Find the inverse of a $4\times4$ matrix My matrix looks like this:
$$\left(\begin{array}{rrrr}
    1&  1 & 1 & 1\\
    1& -1 & 1 & 0\\
    1&  1 & 0 & 0\\
    1&  0 & 0 & 0 
\end{array}\right)$$
The right lower half are all zeros.
Is there a quick way to find an inverse of this matrix?
I have the solution, but I'm unable to find the algorithm to get the inverse.
 A: Another way.  Let your matrix be $A$.  Then $A = J B$ where $$J = \pmatrix{0&0&0&1\cr 0 & 0 & 1 & 0\cr 0 & 1 & 0 & 0\cr 1 & 0 & 0 & 0\cr}, \ B = JA = \pmatrix{1 & 0 & 0 & 0\cr
1 & 1 & 0 & 0\cr 1 & -1 & 1 & 0\cr 1 & 1 & 1 & 1\cr}$$ since multiplying by $J$ on the left flips the matrix vertically (interchanging first and fourth rows and second and third rows). 
Now $B$ is a lower triangular matrix.  We can write it as $I + N$ where the nonzero entries of $N$ are all below the main diagonal.  Thus $N^4 = 0$ and 
$$ B^{-1} = I - N + N^2 - N^3 =\pmatrix{ 1 & 0 & 0 & 0 \cr 0 & 1 & 0 & 0 \cr 0 & 0 & 1 & 0 \cr 0 & 0 & 0 & 1 \cr} - \pmatrix{ 0 & 0 & 0 & 0 \cr
1 & 0 & 0 & 0 \cr 1 & -1 & 0 & 0 \cr 1 & 1 & 1 & 0 \cr}
+ \pmatrix{ 0 & 0 & 0 & 0 \cr
0 & 0 & 0 & 0 \cr -1 & 0 & 0 & 0 \cr 2 & -1 & 0 & 0 \cr}
- \pmatrix{ 0 & 0 & 0 & 0 \cr
0 & 0 & 0 & 0 \cr 0 & 0 & 0 & 0 \cr -1 & 0 & 0 & 0 \cr}
= \pmatrix{ 1 & 0 & 0 & 0 \cr
-1 & 1 & 0 & 0 \cr -2 & 1 & 1 & 0 \cr 2 & -2 & -1 & 1 \cr}
$$
We'll then have $$A^{-1} = B^{-1} J^{-1} = B^{-1} J = \pmatrix{ 0 & 0 & 0 & 1 \cr
0 & 0 & 1 & -1 \cr 0 & 1 & 1 & -2 \cr 1 & -1 & -2 & 2 \cr}
$$ where multiplying by $J$ on the right flips the matrix horizontally (interchanging first and fourth columns and second and third columns).  

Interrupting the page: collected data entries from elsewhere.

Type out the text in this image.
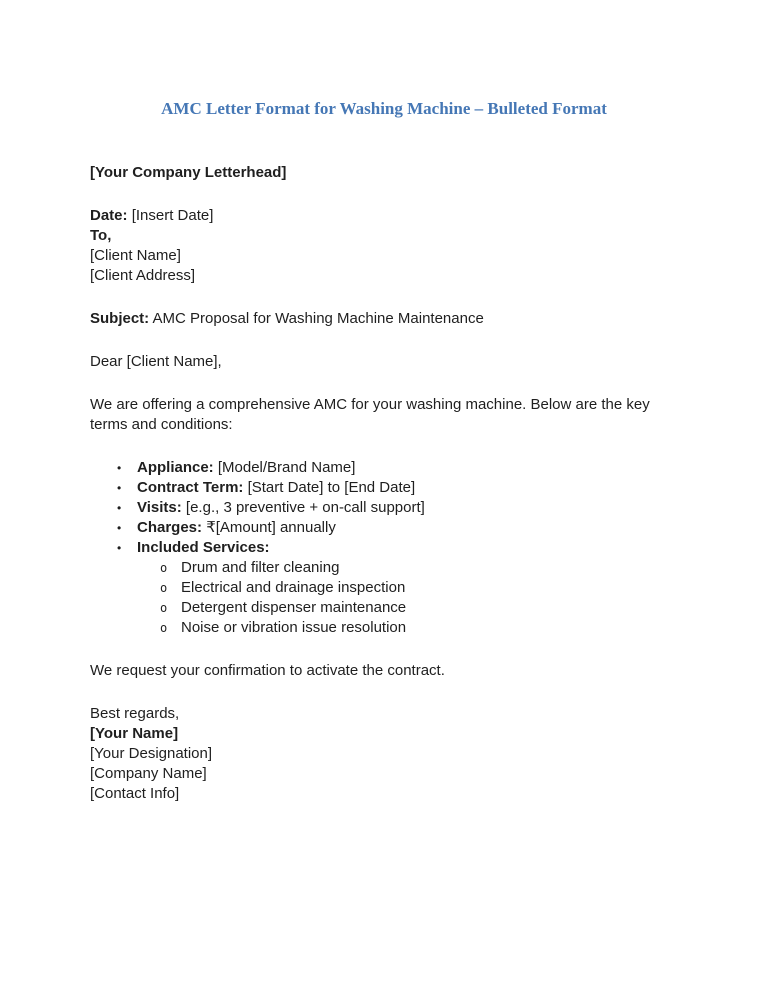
AMC Letter Format for Washing Machine – Bulleted Format

[Your Company Letterhead]

Date: [Insert Date]

To,

[Client Name]

[Client Address]

Subject: AMC Proposal for Washing Machine Maintenance

Dear [Client Name],

We are offering a comprehensive AMC for your washing machine. Below are the key terms and conditions:

•	Appliance: [Model/Brand Name]
•	Contract Term: [Start Date] to [End Date]
•	Visits: [e.g., 3 preventive + on-call support]
•	Charges: ₹[Amount] annually
•	Included Services:
o Drum and filter cleaning
o Electrical and drainage inspection
o Detergent dispenser maintenance
o Noise or vibration issue resolution

We request your confirmation to activate the contract.

Best regards,

[Your Name]

[Your Designation]

[Company Name]

[Contact Info]
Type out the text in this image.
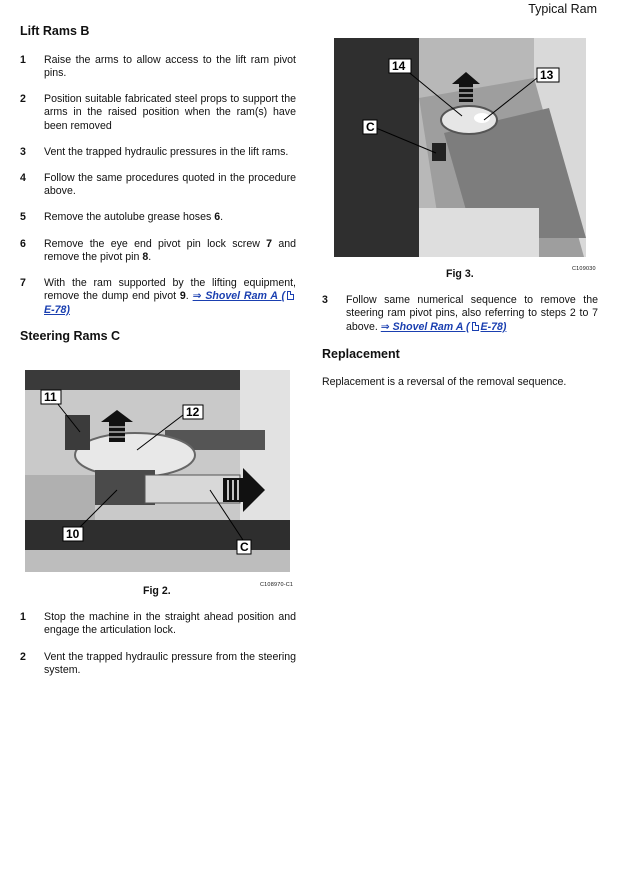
Typical Ram
Lift Rams B
1 Raise the arms to allow access to the lift ram pivot pins.
2 Position suitable fabricated steel props to support the arms in the raised position when the ram(s) have been removed
3 Vent the trapped hydraulic pressures in the lift rams.
4 Follow the same procedures quoted in the procedure above.
5 Remove the autolube grease hoses 6.
6 Remove the eye end pivot pin lock screw 7 and remove the pivot pin 8.
7 With the ram supported by the lifting equipment, remove the dump end pivot 9. ⇒ Shovel Ram A (E-78)
Steering Rams C
11
12
10
C
C108970-C1
Fig 2.
1 Stop the machine in the straight ahead position and engage the articulation lock.
2 Vent the trapped hydraulic pressure from the steering system.
14
13
C
Fig 3.	C109030
3 Follow same numerical sequence to remove the steering ram pivot pins, also referring to steps 2 to 7 above. ⇒ Shovel Ram A ( E-78)
Replacement
Replacement is a reversal of the removal sequence.
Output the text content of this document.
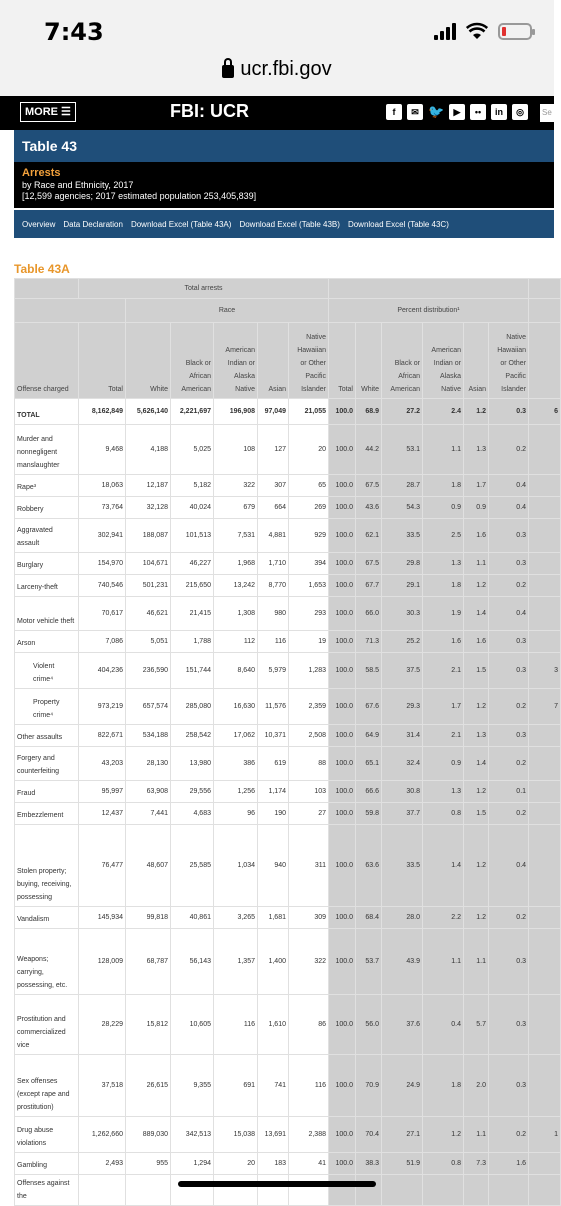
7:43
ucr.fbi.gov
MORE ☰	FBI: UCR	f	✉ 🐦	▶	••	in	◎	Se
Table 43
Arrests
by Race and Ethnicity, 2017
[12,599 agencies; 2017 estimated population 253,405,839]
Overview Data Declaration Download Excel (Table 43A) Download Excel (Table 43B) Download Excel (Table 43C)
Table 43A
	Total arrests												
		Race					Percent distribution¹						
Offense charged	Total	White	Black or African American	American Indian or Alaska Native	Asian	Native Hawaiian or Other Pacific Islander	Total	White	Black or African American	American Indian or Alaska Native	Asian	Native Hawaiian or Other Pacific Islander	
TOTAL	8,162,849	5,626,140	2,221,697	196,908	97,049	21,055	100.0	68.9	27.2	2.4	1.2	0.3	6
Murder and nonnegligent manslaughter	9,468	4,188	5,025	108	127	20	100.0	44.2	53.1	1.1	1.3	0.2	
Rape³	18,063	12,187	5,182	322	307	65	100.0	67.5	28.7	1.8	1.7	0.4	
Robbery	73,764	32,128	40,024	679	664	269	100.0	43.6	54.3	0.9	0.9	0.4	
Aggravated assault	302,941	188,087	101,513	7,531	4,881	929	100.0	62.1	33.5	2.5	1.6	0.3	
Burglary	154,970	104,671	46,227	1,968	1,710	394	100.0	67.5	29.8	1.3	1.1	0.3	
Larceny-theft	740,546	501,231	215,650	13,242	8,770	1,653	100.0	67.7	29.1	1.8	1.2	0.2	
Motor vehicle theft	70,617	46,621	21,415	1,308	980	293	100.0	66.0	30.3	1.9	1.4	0.4	
Arson	7,086	5,051	1,788	112	116	19	100.0	71.3	25.2	1.6	1.6	0.3	
Violent crime⁴	404,236	236,590	151,744	8,640	5,979	1,283	100.0	58.5	37.5	2.1	1.5	0.3	3
Property crime⁴	973,219	657,574	285,080	16,630	11,576	2,359	100.0	67.6	29.3	1.7	1.2	0.2	7
Other assaults	822,671	534,188	258,542	17,062	10,371	2,508	100.0	64.9	31.4	2.1	1.3	0.3	
Forgery and counterfeiting	43,203	28,130	13,980	386	619	88	100.0	65.1	32.4	0.9	1.4	0.2	
Fraud	95,997	63,908	29,556	1,256	1,174	103	100.0	66.6	30.8	1.3	1.2	0.1	
Embezzlement	12,437	7,441	4,683	96	190	27	100.0	59.8	37.7	0.8	1.5	0.2	
Stolen property; buying, receiving, possessing	76,477	48,607	25,585	1,034	940	311	100.0	63.6	33.5	1.4	1.2	0.4	
Vandalism	145,934	99,818	40,861	3,265	1,681	309	100.0	68.4	28.0	2.2	1.2	0.2	
Weapons; carrying, possessing, etc.	128,009	68,787	56,143	1,357	1,400	322	100.0	53.7	43.9	1.1	1.1	0.3	
Prostitution and commercialized vice	28,229	15,812	10,605	116	1,610	86	100.0	56.0	37.6	0.4	5.7	0.3	
Sex offenses (except rape and prostitution)	37,518	26,615	9,355	691	741	116	100.0	70.9	24.9	1.8	2.0	0.3	
Drug abuse violations	1,262,660	889,030	342,513	15,038	13,691	2,388	100.0	70.4	27.1	1.2	1.1	0.2	1
Gambling	2,493	955	1,294	20	183	41	100.0	38.3	51.9	0.8	7.3	1.6	
Offenses against the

A: You can also do it by inspection. Let $X$ be the inverse, and $\overline{x_i}$ the i-th row.
Then
$$
\left(\begin{array}{rrrr}
1 & 1 & 1 & 1\\
1 & -1 & 1 & 0\\
1 & 1 & 0 & 0\\
1 & 0 & 0 & 0
\end{array}\right)
X
= I
$$
So, considering first the last row, we get
$$ (1 \;  \phantom{-}0 \; \phantom{-}0 \; \phantom{-}0) \left(\begin{array}{r} \overline{x_1} \\ \overline{x_2} \\ \overline{x_3} \\ \overline{x_4}  \end{array}\right) = \overline{x_1} = (0 \; \phantom{-}0 \; \phantom{-}0 \; \phantom{-}1) $$
Then, from row 3 we get
$$(1 \;  \phantom{-}1 \; \phantom{-}0 \; \phantom{-}0) \left(\begin{array}{r} \overline{x_1} \\ \overline{x_2} \\ \overline{x_3} \\ \overline{x_4} \end{array}\right) 
= \overline{x_1} + \overline{x_2} =  (0 \; \phantom{-}0 \; \phantom{-}1 \; \phantom{-}0)  \Rightarrow \overline{x_2} = (0 \; \phantom{-}0 \; \phantom{-}1 \; -1)
$$
and 
$$(1 \;  -1 \; \phantom{-}1 \; \phantom{-}0) \left(\begin{array}{r} \overline{x_1} \\ \overline{x_2} \\ \overline{x_3} \\ \overline{x_4} \end{array}\right) 
= \overline{x_1} - \overline{x_2} + \overline{x_3} =  (0 \; \phantom{-}1 \; \phantom{-}0 \; \phantom{-}0)  \Rightarrow \overline{x_3} = (0 \; \phantom{-}1 \; \phantom{-}1 \; -2)
$$
$$(1 \;  \phantom{-}1 \; \phantom{-}1 \; \phantom{-}1) \left(\begin{array}{r} \overline{x_1} \\ \overline{x_2} \\ \overline{x_3} \\ \overline{x_4}  \end{array}\right) 
= \overline{x_1} + \overline{x_2} + \overline{x_3} + \overline{x_4} =  (1 \; \phantom{-}0 \; \phantom{-}0 \; \phantom{-}0)  \Rightarrow \overline{x_4} = (1 \; -1 \; -2 \; \phantom{-}2)
$$